At first glance, serialization sounds like a nearly impossible task for Johnson & Johnson. Not only does the New Brunswick, NJ-based company’s global project involve thousands of products, but it also necessitates meeting challenging worldwide regulations, including FDA’s Drug Supply Chain Security Act (DSCSA) and the European Union’s Falsified Medicines Directive (FMD).
Johnson & Johnson’s “Credo” places the needs and well-being of the people it serves first. Meeting that patient priority includes serialization, track and trace, anti-counterfeiting and brand authentication efforts. So too do the approximately 63,000 professionals working worldwide within the Johnson & Johnson Supply Chain (JJSC).
“We have several thousand J&J products impacted by serialization. These are global, including products in the U.S., EU, China, Brazil, the Mideast, Korea and Saudi Arabia, where we meet all their serialization requirements,” notes Mike Rose, J&J VP and a specialist in supply chain visibility, traceability, and product identification.
Prescription products requiring serialized packaging include drugs that treat immunology, cardiovascular and metabolic disease, pulmonary hypertension, infectious disease and vaccines, neuroscience, and oncology. These medicines are manufactured, marketed, and distributed by the Janssen Pharmaceutical Companies of Johnson & Johnson.
J&J products are sold in virtually all package types, including bottles, vials, syringes, pens, bags, pouches, blister packs, cartons, etc. Equipment-wise, the “heavy lifting” machinery used most often to achieve serialization are printers, coders, labelers, inspecting/visualization equipment, cartoners, cameras, software, artwork, and automated controls/IT systems.

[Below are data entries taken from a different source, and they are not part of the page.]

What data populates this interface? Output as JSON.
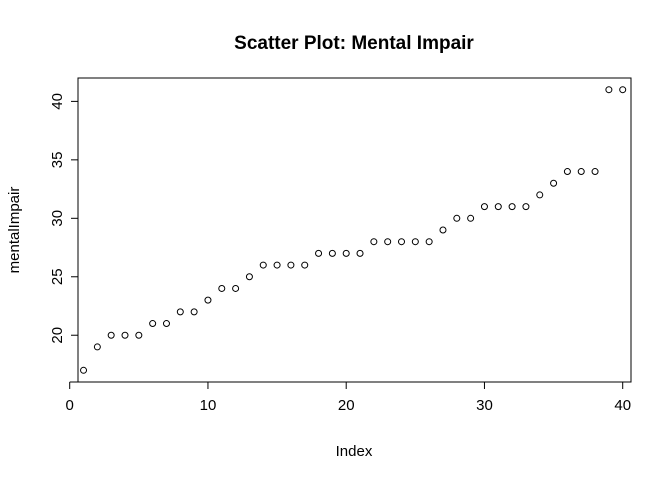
{
  "chart_data": {
    "type": "scatter",
    "title": "Scatter Plot: Mental Impair",
    "xlabel": "Index",
    "ylabel": "mentalImpair",
    "xlim": [
      0.6,
      40.6
    ],
    "ylim": [
      16,
      42
    ],
    "x_ticks": [
      0,
      10,
      20,
      30,
      40
    ],
    "y_ticks": [
      20,
      25,
      30,
      35,
      40
    ],
    "grid": false,
    "point_shape": "open-circle",
    "x": [
      1,
      2,
      3,
      4,
      5,
      6,
      7,
      8,
      9,
      10,
      11,
      12,
      13,
      14,
      15,
      16,
      17,
      18,
      19,
      20,
      21,
      22,
      23,
      24,
      25,
      26,
      27,
      28,
      29,
      30,
      31,
      32,
      33,
      34,
      35,
      36,
      37,
      38,
      39,
      40
    ],
    "y": [
      17,
      19,
      20,
      20,
      20,
      21,
      21,
      22,
      22,
      23,
      24,
      24,
      25,
      26,
      26,
      26,
      26,
      27,
      27,
      27,
      27,
      28,
      28,
      28,
      28,
      28,
      29,
      30,
      30,
      31,
      31,
      31,
      31,
      32,
      33,
      34,
      34,
      34,
      41,
      41
    ]
  }
}
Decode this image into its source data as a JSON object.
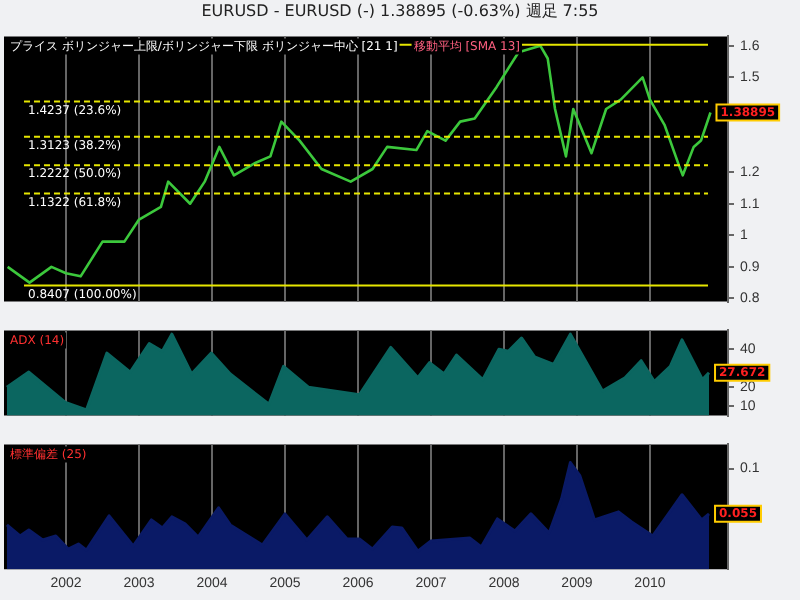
{
  "chart_data": [
    {
      "type": "line",
      "title": "EURUSD - EURUSD (-)   1.38895 (-0.63%)   週足  7:55",
      "annotations": [
        "プライス ボリンジャー上限/ボリンジャー下限 ボリンジャー中心 [21 1]",
        "移動平均 [SMA 13]"
      ],
      "xlim": [
        2001.15,
        2011.07
      ],
      "xticks": [
        2002,
        2003,
        2004,
        2005,
        2006,
        2007,
        2008,
        2009,
        2010
      ],
      "ylim": [
        0.79,
        1.63
      ],
      "yticks": [
        0.8,
        0.9,
        1,
        1.1,
        1.2,
        1.5,
        1.6
      ],
      "tick_labels": "y",
      "grid": "x",
      "legend": false,
      "series": [
        {
          "color": "#3cc83c",
          "x": [
            2001.2,
            2001.5,
            2001.8,
            2002.0,
            2002.2,
            2002.5,
            2002.8,
            2003.0,
            2003.3,
            2003.4,
            2003.7,
            2003.9,
            2004.1,
            2004.3,
            2004.6,
            2004.8,
            2004.95,
            2005.2,
            2005.5,
            2005.9,
            2006.2,
            2006.4,
            2006.8,
            2006.95,
            2007.2,
            2007.4,
            2007.6,
            2007.9,
            2008.2,
            2008.5,
            2008.6,
            2008.7,
            2008.85,
            2008.95,
            2009.2,
            2009.4,
            2009.6,
            2009.9,
            2010.0,
            2010.2,
            2010.4,
            2010.45,
            2010.6,
            2010.7,
            2010.83
          ],
          "values": [
            0.9,
            0.85,
            0.9,
            0.88,
            0.87,
            0.98,
            0.98,
            1.05,
            1.09,
            1.17,
            1.1,
            1.17,
            1.28,
            1.19,
            1.23,
            1.25,
            1.36,
            1.3,
            1.21,
            1.17,
            1.21,
            1.28,
            1.27,
            1.33,
            1.3,
            1.36,
            1.37,
            1.47,
            1.58,
            1.6,
            1.56,
            1.4,
            1.25,
            1.4,
            1.26,
            1.4,
            1.43,
            1.5,
            1.43,
            1.35,
            1.22,
            1.19,
            1.28,
            1.3,
            1.38895
          ],
          "value_labels": [
            null,
            null,
            null,
            null,
            null,
            null,
            null,
            null,
            null,
            null,
            null,
            null,
            null,
            null,
            null,
            null,
            null,
            null,
            null,
            null,
            null,
            null,
            null,
            null,
            null,
            null,
            null,
            null,
            null,
            null,
            null,
            null,
            null,
            null,
            null,
            null,
            null,
            null,
            null,
            null,
            null,
            null,
            null,
            null,
            "1.38895"
          ]
        }
      ],
      "ref_lines": [
        {
          "axis": "y",
          "value": 1.6038,
          "label": null,
          "color": "#e6e600",
          "line_style": "solid"
        },
        {
          "axis": "y",
          "value": 1.4237,
          "label": "1.4237 (23.6%)",
          "color": "#e6e600",
          "line_style": "dashed"
        },
        {
          "axis": "y",
          "value": 1.3123,
          "label": "1.3123 (38.2%)",
          "color": "#e6e600",
          "line_style": "dashed"
        },
        {
          "axis": "y",
          "value": 1.2222,
          "label": "1.2222 (50.0%)",
          "color": "#e6e600",
          "line_style": "dashed"
        },
        {
          "axis": "y",
          "value": 1.1322,
          "label": "1.1322 (61.8%)",
          "color": "#e6e600",
          "line_style": "dashed"
        },
        {
          "axis": "y",
          "value": 0.8407,
          "label": "0.8407 (100.00%)",
          "color": "#e6e600",
          "line_style": "solid"
        }
      ]
    },
    {
      "type": "area",
      "annotations": [
        "ADX (14)"
      ],
      "xlim": [
        2001.15,
        2011.07
      ],
      "xticks": [
        2002,
        2003,
        2004,
        2005,
        2006,
        2007,
        2008,
        2009,
        2010
      ],
      "ylim": [
        5,
        50
      ],
      "yticks": [
        10,
        20,
        40
      ],
      "tick_labels": "y",
      "grid": "x",
      "legend": false,
      "series": [
        {
          "color": "#0b6660",
          "x": [
            2001.19,
            2001.49,
            2001.99,
            2002.28,
            2002.56,
            2002.88,
            2003.14,
            2003.32,
            2003.45,
            2003.72,
            2003.99,
            2004.25,
            2004.78,
            2004.98,
            2005.32,
            2006.02,
            2006.45,
            2006.82,
            2006.98,
            2007.18,
            2007.35,
            2007.71,
            2007.93,
            2008.06,
            2008.24,
            2008.42,
            2008.68,
            2008.91,
            2009.35,
            2009.66,
            2009.88,
            2010.06,
            2010.28,
            2010.44,
            2010.72,
            2010.81
          ],
          "values": [
            20,
            28,
            12,
            8,
            38,
            28,
            43,
            39,
            48,
            27,
            38,
            27,
            11,
            31,
            20,
            16,
            41,
            25,
            33,
            27,
            37,
            24,
            40,
            39,
            46,
            36,
            32,
            48,
            18,
            25,
            34,
            23,
            31,
            45,
            24,
            27.672
          ],
          "value_labels": [
            null,
            null,
            null,
            null,
            null,
            null,
            null,
            null,
            null,
            null,
            null,
            null,
            null,
            null,
            null,
            null,
            null,
            null,
            null,
            null,
            null,
            null,
            null,
            null,
            null,
            null,
            null,
            null,
            null,
            null,
            null,
            null,
            null,
            null,
            null,
            "27.672"
          ]
        }
      ]
    },
    {
      "type": "area",
      "annotations": [
        "標準偏差 (25)"
      ],
      "xlim": [
        2001.15,
        2011.07
      ],
      "xticks": [
        2002,
        2003,
        2004,
        2005,
        2006,
        2007,
        2008,
        2009,
        2010
      ],
      "ylim": [
        0,
        0.124
      ],
      "yticks": [
        0.1
      ],
      "grid": "x",
      "legend": false,
      "series": [
        {
          "color": "#0a1a66",
          "x": [
            2001.19,
            2001.37,
            2001.49,
            2001.68,
            2001.86,
            2002.03,
            2002.17,
            2002.28,
            2002.59,
            2002.92,
            2003.17,
            2003.32,
            2003.45,
            2003.63,
            2003.81,
            2004.09,
            2004.25,
            2004.47,
            2004.69,
            2005.0,
            2005.3,
            2005.58,
            2005.85,
            2006.02,
            2006.2,
            2006.47,
            2006.6,
            2006.82,
            2007.0,
            2007.53,
            2007.69,
            2007.91,
            2008.15,
            2008.37,
            2008.62,
            2008.79,
            2008.91,
            2009.04,
            2009.24,
            2009.57,
            2009.75,
            2010.04,
            2010.44,
            2010.71,
            2010.81
          ],
          "values": [
            0.044,
            0.033,
            0.039,
            0.029,
            0.033,
            0.02,
            0.025,
            0.019,
            0.053,
            0.023,
            0.049,
            0.041,
            0.052,
            0.045,
            0.032,
            0.061,
            0.044,
            0.034,
            0.024,
            0.055,
            0.029,
            0.052,
            0.03,
            0.03,
            0.02,
            0.042,
            0.041,
            0.018,
            0.028,
            0.031,
            0.022,
            0.05,
            0.038,
            0.055,
            0.036,
            0.07,
            0.106,
            0.093,
            0.049,
            0.057,
            0.047,
            0.033,
            0.074,
            0.049,
            0.055
          ],
          "value_labels": [
            null,
            null,
            null,
            null,
            null,
            null,
            null,
            null,
            null,
            null,
            null,
            null,
            null,
            null,
            null,
            null,
            null,
            null,
            null,
            null,
            null,
            null,
            null,
            null,
            null,
            null,
            null,
            null,
            null,
            null,
            null,
            null,
            null,
            null,
            null,
            null,
            null,
            null,
            null,
            null,
            null,
            null,
            null,
            null,
            "0.055"
          ]
        }
      ]
    }
  ]
}
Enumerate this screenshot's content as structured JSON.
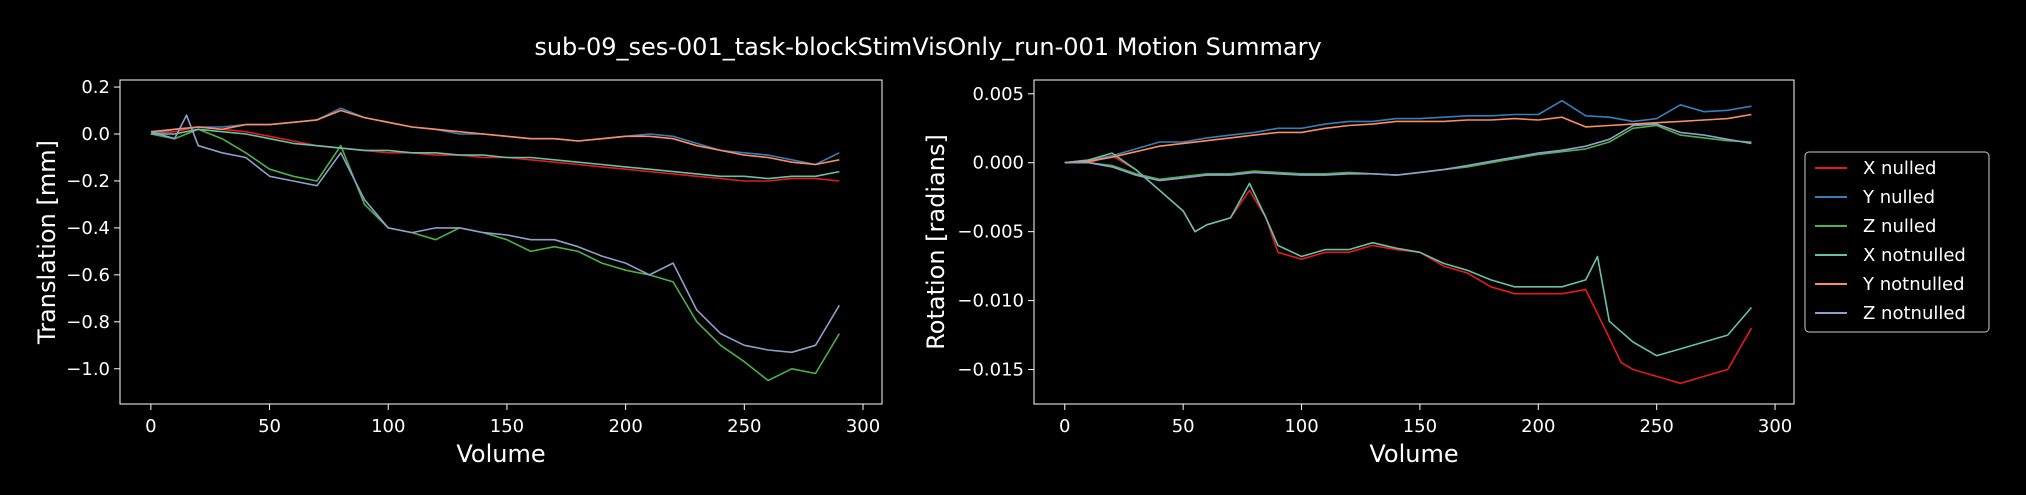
{
  "figure": {
    "title": "sub-09_ses-001_task-blockStimVisOnly_run-001 Motion Summary"
  },
  "colors": {
    "background": "#000000",
    "axes": "#ffffff",
    "X nulled": "#e41a1c",
    "Y nulled": "#377eb8",
    "Z nulled": "#4daf4a",
    "X notnulled": "#66c2a5",
    "Y notnulled": "#fc8d62",
    "Z notnulled": "#8da0cb"
  },
  "legend": {
    "placement": "right-outside",
    "entries": [
      "X nulled",
      "Y nulled",
      "Z nulled",
      "X notnulled",
      "Y notnulled",
      "Z notnulled"
    ]
  },
  "chart_data": [
    {
      "type": "line",
      "xlabel": "Volume",
      "ylabel": "Translation [mm]",
      "xlim": [
        -13,
        308
      ],
      "ylim": [
        -1.15,
        0.23
      ],
      "xticks": [
        "0",
        "50",
        "100",
        "150",
        "200",
        "250",
        "300"
      ],
      "yticks": [
        "0.2",
        "0.0",
        "−0.2",
        "−0.4",
        "−0.6",
        "−0.8",
        "−1.0"
      ],
      "grid": false,
      "series": [
        {
          "name": "X nulled",
          "color": "#e41a1c",
          "x": [
            0,
            10,
            20,
            30,
            40,
            50,
            60,
            70,
            80,
            90,
            100,
            110,
            120,
            130,
            140,
            150,
            160,
            170,
            180,
            190,
            200,
            210,
            220,
            230,
            240,
            250,
            260,
            270,
            280,
            290
          ],
          "y": [
            0.0,
            0.01,
            0.03,
            0.02,
            0.01,
            -0.01,
            -0.03,
            -0.05,
            -0.06,
            -0.07,
            -0.08,
            -0.08,
            -0.09,
            -0.09,
            -0.1,
            -0.1,
            -0.11,
            -0.12,
            -0.13,
            -0.14,
            -0.15,
            -0.16,
            -0.17,
            -0.18,
            -0.19,
            -0.2,
            -0.2,
            -0.19,
            -0.19,
            -0.2
          ]
        },
        {
          "name": "Y nulled",
          "color": "#377eb8",
          "x": [
            0,
            10,
            20,
            30,
            40,
            50,
            60,
            70,
            80,
            90,
            100,
            110,
            120,
            130,
            140,
            150,
            160,
            170,
            180,
            190,
            200,
            210,
            220,
            230,
            240,
            250,
            260,
            270,
            280,
            290
          ],
          "y": [
            0.0,
            0.02,
            0.03,
            0.03,
            0.04,
            0.04,
            0.05,
            0.06,
            0.11,
            0.07,
            0.05,
            0.03,
            0.02,
            0.0,
            0.0,
            -0.01,
            -0.02,
            -0.02,
            -0.03,
            -0.02,
            -0.01,
            0.0,
            -0.01,
            -0.04,
            -0.07,
            -0.08,
            -0.09,
            -0.11,
            -0.13,
            -0.08
          ]
        },
        {
          "name": "Z nulled",
          "color": "#4daf4a",
          "x": [
            0,
            10,
            20,
            30,
            40,
            50,
            60,
            70,
            80,
            90,
            100,
            110,
            120,
            130,
            140,
            150,
            160,
            170,
            180,
            190,
            200,
            210,
            220,
            230,
            240,
            250,
            260,
            270,
            280,
            290
          ],
          "y": [
            0.0,
            -0.02,
            0.02,
            -0.02,
            -0.08,
            -0.15,
            -0.18,
            -0.2,
            -0.05,
            -0.3,
            -0.4,
            -0.42,
            -0.45,
            -0.4,
            -0.42,
            -0.45,
            -0.5,
            -0.48,
            -0.5,
            -0.55,
            -0.58,
            -0.6,
            -0.63,
            -0.8,
            -0.9,
            -0.97,
            -1.05,
            -1.0,
            -1.02,
            -0.85
          ]
        },
        {
          "name": "X notnulled",
          "color": "#66c2a5",
          "x": [
            0,
            10,
            20,
            30,
            40,
            50,
            60,
            70,
            80,
            90,
            100,
            110,
            120,
            130,
            140,
            150,
            160,
            170,
            180,
            190,
            200,
            210,
            220,
            230,
            240,
            250,
            260,
            270,
            280,
            290
          ],
          "y": [
            0.0,
            0.0,
            0.02,
            0.01,
            0.0,
            -0.02,
            -0.04,
            -0.05,
            -0.06,
            -0.07,
            -0.07,
            -0.08,
            -0.08,
            -0.09,
            -0.09,
            -0.1,
            -0.1,
            -0.11,
            -0.12,
            -0.13,
            -0.14,
            -0.15,
            -0.16,
            -0.17,
            -0.18,
            -0.18,
            -0.19,
            -0.18,
            -0.18,
            -0.16
          ]
        },
        {
          "name": "Y notnulled",
          "color": "#fc8d62",
          "x": [
            0,
            10,
            20,
            30,
            40,
            50,
            60,
            70,
            80,
            90,
            100,
            110,
            120,
            130,
            140,
            150,
            160,
            170,
            180,
            190,
            200,
            210,
            220,
            230,
            240,
            250,
            260,
            270,
            280,
            290
          ],
          "y": [
            0.01,
            0.02,
            0.03,
            0.02,
            0.04,
            0.04,
            0.05,
            0.06,
            0.1,
            0.07,
            0.05,
            0.03,
            0.02,
            0.01,
            0.0,
            -0.01,
            -0.02,
            -0.02,
            -0.03,
            -0.02,
            -0.01,
            -0.01,
            -0.02,
            -0.05,
            -0.07,
            -0.09,
            -0.1,
            -0.12,
            -0.13,
            -0.11
          ]
        },
        {
          "name": "Z notnulled",
          "color": "#8da0cb",
          "x": [
            0,
            10,
            15,
            20,
            30,
            40,
            50,
            60,
            70,
            80,
            90,
            100,
            110,
            120,
            130,
            140,
            150,
            160,
            170,
            180,
            190,
            200,
            210,
            220,
            230,
            240,
            250,
            260,
            270,
            280,
            290
          ],
          "y": [
            0.01,
            -0.02,
            0.08,
            -0.05,
            -0.08,
            -0.1,
            -0.18,
            -0.2,
            -0.22,
            -0.08,
            -0.28,
            -0.4,
            -0.42,
            -0.4,
            -0.4,
            -0.42,
            -0.43,
            -0.45,
            -0.45,
            -0.48,
            -0.52,
            -0.55,
            -0.6,
            -0.55,
            -0.75,
            -0.85,
            -0.9,
            -0.92,
            -0.93,
            -0.9,
            -0.73
          ]
        }
      ]
    },
    {
      "type": "line",
      "xlabel": "Volume",
      "ylabel": "Rotation [radians]",
      "xlim": [
        -13,
        308
      ],
      "ylim": [
        -0.0175,
        0.006
      ],
      "xticks": [
        "0",
        "50",
        "100",
        "150",
        "200",
        "250",
        "300"
      ],
      "yticks": [
        "0.005",
        "0.000",
        "−0.005",
        "−0.010",
        "−0.015"
      ],
      "grid": false,
      "series": [
        {
          "name": "X nulled",
          "color": "#e41a1c",
          "x": [
            0,
            10,
            20,
            30,
            40,
            50,
            55,
            60,
            70,
            78,
            85,
            90,
            100,
            110,
            120,
            130,
            140,
            150,
            160,
            170,
            180,
            190,
            200,
            210,
            220,
            228,
            235,
            240,
            250,
            260,
            270,
            280,
            290
          ],
          "y": [
            0.0,
            0.0,
            0.0005,
            -0.0005,
            -0.002,
            -0.0035,
            -0.005,
            -0.0045,
            -0.004,
            -0.002,
            -0.004,
            -0.0065,
            -0.007,
            -0.0065,
            -0.0065,
            -0.006,
            -0.0063,
            -0.0065,
            -0.0075,
            -0.008,
            -0.009,
            -0.0095,
            -0.0095,
            -0.0095,
            -0.0092,
            -0.012,
            -0.0145,
            -0.015,
            -0.0155,
            -0.016,
            -0.0155,
            -0.015,
            -0.012
          ]
        },
        {
          "name": "Y nulled",
          "color": "#377eb8",
          "x": [
            0,
            10,
            20,
            30,
            40,
            50,
            60,
            70,
            80,
            90,
            100,
            110,
            120,
            130,
            140,
            150,
            160,
            170,
            180,
            190,
            200,
            210,
            220,
            230,
            240,
            250,
            260,
            270,
            280,
            290
          ],
          "y": [
            0.0,
            0.0002,
            0.0005,
            0.001,
            0.0015,
            0.0015,
            0.0018,
            0.002,
            0.0022,
            0.0025,
            0.0025,
            0.0028,
            0.003,
            0.003,
            0.0032,
            0.0032,
            0.0033,
            0.0034,
            0.0034,
            0.0035,
            0.0035,
            0.0045,
            0.0034,
            0.0033,
            0.003,
            0.0032,
            0.0042,
            0.0037,
            0.0038,
            0.0041
          ]
        },
        {
          "name": "Z nulled",
          "color": "#4daf4a",
          "x": [
            0,
            10,
            20,
            30,
            40,
            50,
            60,
            70,
            80,
            90,
            100,
            110,
            120,
            130,
            140,
            150,
            160,
            170,
            180,
            190,
            200,
            210,
            220,
            230,
            240,
            250,
            260,
            270,
            280,
            290
          ],
          "y": [
            0.0,
            0.0,
            -0.0002,
            -0.0008,
            -0.0012,
            -0.001,
            -0.0008,
            -0.0008,
            -0.0006,
            -0.0007,
            -0.0008,
            -0.0008,
            -0.0007,
            -0.0008,
            -0.0009,
            -0.0007,
            -0.0005,
            -0.0003,
            0.0,
            0.0003,
            0.0006,
            0.0008,
            0.001,
            0.0015,
            0.0025,
            0.0027,
            0.002,
            0.0018,
            0.0016,
            0.0015
          ]
        },
        {
          "name": "X notnulled",
          "color": "#66c2a5",
          "x": [
            0,
            10,
            20,
            30,
            40,
            50,
            55,
            60,
            70,
            78,
            85,
            90,
            100,
            110,
            120,
            130,
            140,
            150,
            160,
            170,
            180,
            190,
            200,
            210,
            220,
            225,
            230,
            240,
            250,
            260,
            270,
            280,
            290
          ],
          "y": [
            0.0,
            0.0002,
            0.0007,
            -0.0005,
            -0.002,
            -0.0035,
            -0.005,
            -0.0045,
            -0.004,
            -0.0015,
            -0.004,
            -0.006,
            -0.0068,
            -0.0063,
            -0.0063,
            -0.0058,
            -0.0062,
            -0.0065,
            -0.0073,
            -0.0078,
            -0.0085,
            -0.009,
            -0.009,
            -0.009,
            -0.0085,
            -0.0068,
            -0.0115,
            -0.013,
            -0.014,
            -0.0135,
            -0.013,
            -0.0125,
            -0.0105
          ]
        },
        {
          "name": "Y notnulled",
          "color": "#fc8d62",
          "x": [
            0,
            10,
            20,
            30,
            40,
            50,
            60,
            70,
            80,
            90,
            100,
            110,
            120,
            130,
            140,
            150,
            160,
            170,
            180,
            190,
            200,
            210,
            220,
            230,
            240,
            250,
            260,
            270,
            280,
            290
          ],
          "y": [
            0.0,
            0.0001,
            0.0004,
            0.0008,
            0.0012,
            0.0014,
            0.0016,
            0.0018,
            0.002,
            0.0022,
            0.0022,
            0.0025,
            0.0027,
            0.0028,
            0.003,
            0.003,
            0.003,
            0.0031,
            0.0031,
            0.0032,
            0.0031,
            0.0033,
            0.0026,
            0.0027,
            0.0028,
            0.0029,
            0.003,
            0.0031,
            0.0032,
            0.0035
          ]
        },
        {
          "name": "Z notnulled",
          "color": "#8da0cb",
          "x": [
            0,
            10,
            20,
            30,
            40,
            50,
            60,
            70,
            80,
            90,
            100,
            110,
            120,
            130,
            140,
            150,
            160,
            170,
            180,
            190,
            200,
            210,
            220,
            230,
            240,
            250,
            260,
            270,
            280,
            290
          ],
          "y": [
            0.0,
            0.0,
            -0.0003,
            -0.0009,
            -0.0013,
            -0.0011,
            -0.0009,
            -0.0009,
            -0.0007,
            -0.0008,
            -0.0009,
            -0.0009,
            -0.0008,
            -0.0008,
            -0.0009,
            -0.0007,
            -0.0005,
            -0.0002,
            0.0001,
            0.0004,
            0.0007,
            0.0009,
            0.0012,
            0.0017,
            0.0027,
            0.0028,
            0.0022,
            0.002,
            0.0017,
            0.0014
          ]
        }
      ]
    }
  ]
}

The company prefers not to divulge suppliers for the equipment or IT systems, although Rose reveals, “We work with two suppliers that provide us with control software and all necessary packaging equipment, including visualization machinery. These aren’t system integrators. By having two primary suppliers we have a more manageable process that gives us flexibility, yet still provides redundancy in terms of having more than a single supplier.”
Rose explains, “We have teams that meet regularly to determine when and how best to phase-in a particular packaging line. We carefully consider global and regulatory updates for specific markets to make certain we understand compliance issues.”
To do that, says Rose, “we use GS1 to create serialization license plates, using 2D matrix codes. We implement GTIN codes into our identification license plate, which includes our serial numbers, expiration dates, batch numbers, and country-specific information like reimbursement codes. So, while there may not be global harmonization, these license plates can look the same in various countries. The differences are usually in the specific data within the license plates for a country code. For example, there is a CIP code in France.”
Economics and ROI
Rose explains that J&J implemented serialization and aggregation functions simultaneously in the U.S. and in Brazil, but not for compliance with the EU Falsified Medicines Directive. “There is an additional layer of complexity and cost in adding aggregation, so if we would have done that in Europe we wouldn’t have been able to meet regulatory deadlines,” he explains. “But there are economic advantages in going in at once and completing both the serialization and aggregation steps in the U.S.”
He admits that when the company embarked on its serialization efforts and adding the necessary packaging equipment, “we did experience a dip in Overall Equipment Effectiveness (OEE). The process adds at least one, and possibly multiple steps. But after our personnel began to become used to the process, our OEE began to climb back up to within 2% to 3% of where it was before the implementation.”
Beyond determining packaging line OEE impact, Rose says J&J sees areas of opportunity as a result of serialization and track-and-trace investments. For example, he explains, “when products are scanned there can be information shared between the consumer, the supplier, and the retailer. The European FMD provides information that can benefit us in terms of pharmacovigilance, pricing, and reimbursement issues. So, while the overarching goal for serialization is to drive out counterfeits, there are healthcare benefits to the information we can use internally, and to help with patient outcomes.”
Observations and future expectations
Of course, J&J is also a major player in the medical device world, an area in which some equate Unique Device Identification to serialization in the pharmaceutical space. Rose has a different perspective: “We see UDI as different from serialization. The term unique would be better replaced by the word uniform. I think unique causes some confusion because it sounds like it’s serialization or creating a unique number.”
Big-picture wise, Rose says J&J believes that serialization and track and trace represent one layer of protection in a multi-layer process that should include overt and covert processes, an approach that’s encouraged by the U.S. government (see sidebar). “In the EU FMD,” he points out, “they employ 2D data matrix and tamper-evidence functions.”
So, with the DSCSA’s November 26, 2018 product identifier enforcement deadline quickly approaching, where does Rose envision serialization headed? “I think in the future, 2D data matrix codes could work in concert with QR codes and provide more information, web links, etc. We looked into RFID years ago, but not everyone can read those chips. Barcodes work well at point of use and barcode readers are in common use. RFID could someday work for high-value products, or maybe in cold chain applications. I also believe the Internet of Things for pharmaceuticals will be a big benefit moving forward.”